The chemistry field never stands still, and intermediates like 2-Bromo-6-Methoxyaniline play a role in shaping future technologies. As green chemistry principles reach deeper into both discovery and manufacturing, chemists are devising more sustainable syntheses—cutting waste, reducing toxic by-products, and creating better recycling solutions for aryl halide intermediates.
Digital tools, including AI-driven synthetic planning, increasingly point toward molecules with finely tuned substitution patterns. 2-Bromo-6-Methoxyaniline meets many criteria for such advanced strategies, balancing chemical flexibility with practical handling and safety. In my own collaborations, we've leveraged predictive models to identify when this reagent—and not a close analogue—gives a clear advantage, whether for yield, cost, or downstream stability.
Education and knowledge sharing remain vital. Workshops and symposia now include sessions specifically on handling and optimizing the use of substituted anilines, highlighting both risks and rewards. It’s good to see that, alongside technical advances, the next generation of chemists receives honest accounts of what these substances do well, what they don’t, and how each fits into a growing toolkit.

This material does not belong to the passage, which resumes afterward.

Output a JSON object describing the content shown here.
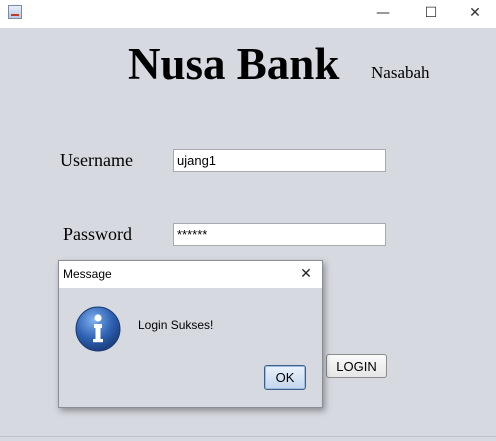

Looking at the many roles 2-Bromo-6-Methoxyaniline fills—from a smart intermediate in medicinal chemistry to an enabling structure in materials science—its value comes through not in broad claims but in specific, repeated successes. Where reactions stumble with less tailored reagents, this compound offers a path forward. In project after project, it proves that the most effective chemical tools need to balance reactivity, selectivity, safety, and reliability.
To make the most of what this molecule offers, users should focus on supplier quality, tailored protocols, careful documentation, and openness to innovation. Whether running a small organic synthesis in academia or scaling up for industrial manufacturing, the story of 2-Bromo-6-Methoxyaniline illustrates what’s possible when chemistry, experience, and continuous improvement converge.